Über den Antisemiten Richard Wagner und den Humanisten Giuseppe Verdi, die musikalischen Jahresregenten, sprach Christoph Wagner-Trenkwitz mit Marta S. Halpert.
wina: Richard Wagners 200. Geburtstag jährt sich am 22. Mai 2013, jener von Giuseppe Verdi am 10. Oktober. Es fällt auf, dass Wagner mehr Aufmerksamkeit bekommt. Warum?
Christoph Wagner-Trenkwitz: Es kann sein, dass uns Wagner wegen der Sprache näher ist, aber sicher nicht durch seine sehr deutsche Musik. Verdi ist uns unmittelbar näher, er geht uns unter die Haut. Andererseits wird Verdi wegen dieser Nähe etwas unterschätzt. Über Wagner kann man trefflich streiten, endlos philosophieren. Wagner war eine so vielschichtige, problematische und skandalöse Person. Er hat sich ein eigenes philosophisches System erbaut, in dem der Antisemitismus eine tragende Rolle spielt. Wagner ist und bleibt kontroversiell; die Musik Verdis ist zugänglicher.

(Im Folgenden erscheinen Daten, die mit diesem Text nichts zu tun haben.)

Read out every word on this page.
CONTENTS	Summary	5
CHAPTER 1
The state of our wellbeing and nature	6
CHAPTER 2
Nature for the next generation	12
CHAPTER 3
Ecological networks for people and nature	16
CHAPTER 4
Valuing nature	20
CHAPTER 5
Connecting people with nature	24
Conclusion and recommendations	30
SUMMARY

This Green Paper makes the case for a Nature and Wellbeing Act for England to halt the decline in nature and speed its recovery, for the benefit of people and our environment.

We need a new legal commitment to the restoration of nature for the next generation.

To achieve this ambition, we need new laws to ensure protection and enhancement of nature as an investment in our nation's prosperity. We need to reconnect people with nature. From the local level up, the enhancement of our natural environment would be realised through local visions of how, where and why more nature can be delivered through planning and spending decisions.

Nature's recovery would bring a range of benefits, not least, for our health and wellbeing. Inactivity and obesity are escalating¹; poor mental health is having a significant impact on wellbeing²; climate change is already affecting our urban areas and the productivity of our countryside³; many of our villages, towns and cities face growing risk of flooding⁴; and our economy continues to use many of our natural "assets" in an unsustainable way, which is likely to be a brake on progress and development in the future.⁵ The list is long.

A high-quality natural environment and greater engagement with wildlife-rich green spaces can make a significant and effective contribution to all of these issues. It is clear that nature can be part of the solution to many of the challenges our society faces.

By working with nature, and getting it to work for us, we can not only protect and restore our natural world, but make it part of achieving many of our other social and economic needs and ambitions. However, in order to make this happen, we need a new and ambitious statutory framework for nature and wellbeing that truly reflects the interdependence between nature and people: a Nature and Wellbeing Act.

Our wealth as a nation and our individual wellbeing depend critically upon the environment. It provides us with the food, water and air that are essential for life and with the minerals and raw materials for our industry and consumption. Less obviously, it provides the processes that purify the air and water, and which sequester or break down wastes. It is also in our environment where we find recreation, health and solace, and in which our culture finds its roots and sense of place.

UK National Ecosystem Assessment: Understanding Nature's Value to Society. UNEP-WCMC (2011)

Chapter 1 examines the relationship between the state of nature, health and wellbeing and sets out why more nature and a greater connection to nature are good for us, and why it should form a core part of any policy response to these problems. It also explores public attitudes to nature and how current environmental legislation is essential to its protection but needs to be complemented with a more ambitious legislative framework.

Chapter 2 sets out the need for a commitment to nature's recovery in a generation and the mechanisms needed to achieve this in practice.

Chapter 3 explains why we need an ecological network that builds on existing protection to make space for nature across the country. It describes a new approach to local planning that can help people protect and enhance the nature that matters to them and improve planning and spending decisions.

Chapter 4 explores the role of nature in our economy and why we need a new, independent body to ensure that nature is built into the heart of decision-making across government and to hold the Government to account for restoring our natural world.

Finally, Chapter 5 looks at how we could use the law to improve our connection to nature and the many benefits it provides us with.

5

wina: Claus Peymann bezeichnete Wagners Musik jüngst als passend „für das deutsche Spießertum“. Sie kennen als Dramaturg und Musikwissenschafter Wagner und Verdi gleichermaßen gut. Wie würden Sie die beiden, die der Gattung Oper im 19. Jahrhundert revolutionäre Höhepunkte verschafften, vergleichen?
CWT: Beide Persönlichkeiten waren ganz unterschiedlich. Aber man darf an Genies nicht den Anspruch stellen, dass sie nette, pflegeleichte Menschen sind. Ein Genie muss auch kein Vorbild sein. Marcel Prawy hat einmal gesagt: „Ich kenne viele Antisemiten, aber nur einer hat den Tristan geschrieben.“ Er hat damit das Thema erledigen wollen, was natürlich nicht geht.
Wagner und Verdi haben große Popmusik für ein Weltpublikum geschrieben. Wagner blendet manchmal, übertreibt und überfordert mit der Länge oft Ausführende und Publikum. Verdi war da spartanischer, hat Maß gehalten, war transparenter. Wagner war ein deutscher Komponist, bei dem fünf Stunden lang gestorben wird. Verdi war der Italiener, bei dem hat es gekracht, tschimbum, und der Vorhang ging runter. Wagner war so ein Egoist, dass alles minderwertig war, was nicht von ihm kam. Er hat jüdische Komponisten wie Halévy und Meyerbeer, die ihm geholfen haben, zuerst musikalisch ausgenützt, um sie nachher einfach zu disqualifizieren. Auch Verdis Requiem, das er in Wien gehört hat, beschimpfte er als miese Musik, die man sich nicht anhören kann.
wina: Wie erklären Sie dann, dass es so viele jüdische Fans von Wagner gab und gibt?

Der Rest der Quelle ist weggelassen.